J’aurai donné n’importe quoi pour qu’on me la pose cette question. Mais rien. Alors, j’avance. Je retourne travailler. Je retombe enceinte une bonne année plus tard.
Tout est effacé, comme si ça ne s’était jamais produit.
« Il n’a jamais existé »
Sauf pour moi….
Alors, pour la première fois, je l’écris –même si dans ma tête – je te l’ai dis des centaines de fois :
« Pour moi tu existes et tu existeras toujours. Je t’aime »
Peu importe à combien de mois tu es parti, peu importe que tu sois un garçon ou une fille, peu importe la couleur de tes yeux, de tes cheveux… Tu vis dans mon cœur.
À vous qui me lisez,
Je n’ai nulle intention de faire pleurer dans les chaumières.

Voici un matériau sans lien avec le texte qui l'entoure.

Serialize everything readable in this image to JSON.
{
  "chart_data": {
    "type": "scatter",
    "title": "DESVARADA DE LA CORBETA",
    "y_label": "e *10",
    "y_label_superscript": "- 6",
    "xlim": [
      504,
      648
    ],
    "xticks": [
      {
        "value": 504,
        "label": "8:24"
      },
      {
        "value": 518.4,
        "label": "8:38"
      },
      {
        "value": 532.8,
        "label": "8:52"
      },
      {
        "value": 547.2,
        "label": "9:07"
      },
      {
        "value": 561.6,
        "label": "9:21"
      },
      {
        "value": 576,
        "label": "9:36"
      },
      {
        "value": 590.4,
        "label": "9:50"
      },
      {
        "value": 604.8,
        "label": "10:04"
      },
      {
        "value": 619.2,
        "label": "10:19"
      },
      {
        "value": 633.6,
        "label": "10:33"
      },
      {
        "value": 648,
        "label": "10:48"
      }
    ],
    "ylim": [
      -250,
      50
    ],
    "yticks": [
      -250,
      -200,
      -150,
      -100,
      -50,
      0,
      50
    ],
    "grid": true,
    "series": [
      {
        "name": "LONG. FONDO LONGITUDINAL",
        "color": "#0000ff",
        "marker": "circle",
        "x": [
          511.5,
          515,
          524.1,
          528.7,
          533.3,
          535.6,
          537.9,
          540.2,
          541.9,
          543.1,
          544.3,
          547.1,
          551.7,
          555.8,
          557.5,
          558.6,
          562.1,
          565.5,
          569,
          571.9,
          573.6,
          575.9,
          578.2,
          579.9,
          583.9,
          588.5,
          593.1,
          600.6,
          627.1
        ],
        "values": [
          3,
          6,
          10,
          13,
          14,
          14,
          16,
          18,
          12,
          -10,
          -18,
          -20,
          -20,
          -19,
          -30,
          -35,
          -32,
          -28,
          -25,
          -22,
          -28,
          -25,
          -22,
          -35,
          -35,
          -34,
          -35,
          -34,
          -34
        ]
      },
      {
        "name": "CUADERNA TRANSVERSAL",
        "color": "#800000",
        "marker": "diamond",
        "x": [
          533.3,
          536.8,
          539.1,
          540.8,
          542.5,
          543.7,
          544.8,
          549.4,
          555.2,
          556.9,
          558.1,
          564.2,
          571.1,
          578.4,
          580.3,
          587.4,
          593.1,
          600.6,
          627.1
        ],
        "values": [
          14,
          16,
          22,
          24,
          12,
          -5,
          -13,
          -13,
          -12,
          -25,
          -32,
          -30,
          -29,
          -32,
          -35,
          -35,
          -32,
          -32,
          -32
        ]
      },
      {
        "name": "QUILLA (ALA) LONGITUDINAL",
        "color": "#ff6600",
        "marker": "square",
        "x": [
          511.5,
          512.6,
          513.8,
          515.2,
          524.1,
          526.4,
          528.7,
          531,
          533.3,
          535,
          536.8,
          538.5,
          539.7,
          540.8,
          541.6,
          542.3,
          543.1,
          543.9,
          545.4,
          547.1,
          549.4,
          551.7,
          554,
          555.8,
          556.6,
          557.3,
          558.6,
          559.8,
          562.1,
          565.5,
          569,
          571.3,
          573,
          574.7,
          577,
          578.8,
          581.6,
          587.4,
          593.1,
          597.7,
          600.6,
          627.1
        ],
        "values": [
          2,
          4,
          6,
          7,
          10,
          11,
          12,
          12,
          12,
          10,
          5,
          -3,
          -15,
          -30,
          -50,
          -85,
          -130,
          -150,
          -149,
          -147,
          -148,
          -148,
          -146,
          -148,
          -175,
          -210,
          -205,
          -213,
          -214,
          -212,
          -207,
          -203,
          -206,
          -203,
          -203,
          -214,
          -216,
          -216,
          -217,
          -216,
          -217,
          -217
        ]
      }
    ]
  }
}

La seule chose que je souhaite est que celles qui vivent cette épreuve – car c’en est une, peu importe le nombre de mois de grossesse – se sentent peut-être moins seules en lisant ces lignes et que pour celles qui n’ont jamais vécu cette douleur – et tant mieux, vraiment ! – vous puissiez peut-être garder dans un coin de votre tête qu’il suffit parfois d’un :
« Comment vas-tu ? »
Pour permettre aux mots (maux) de sortir.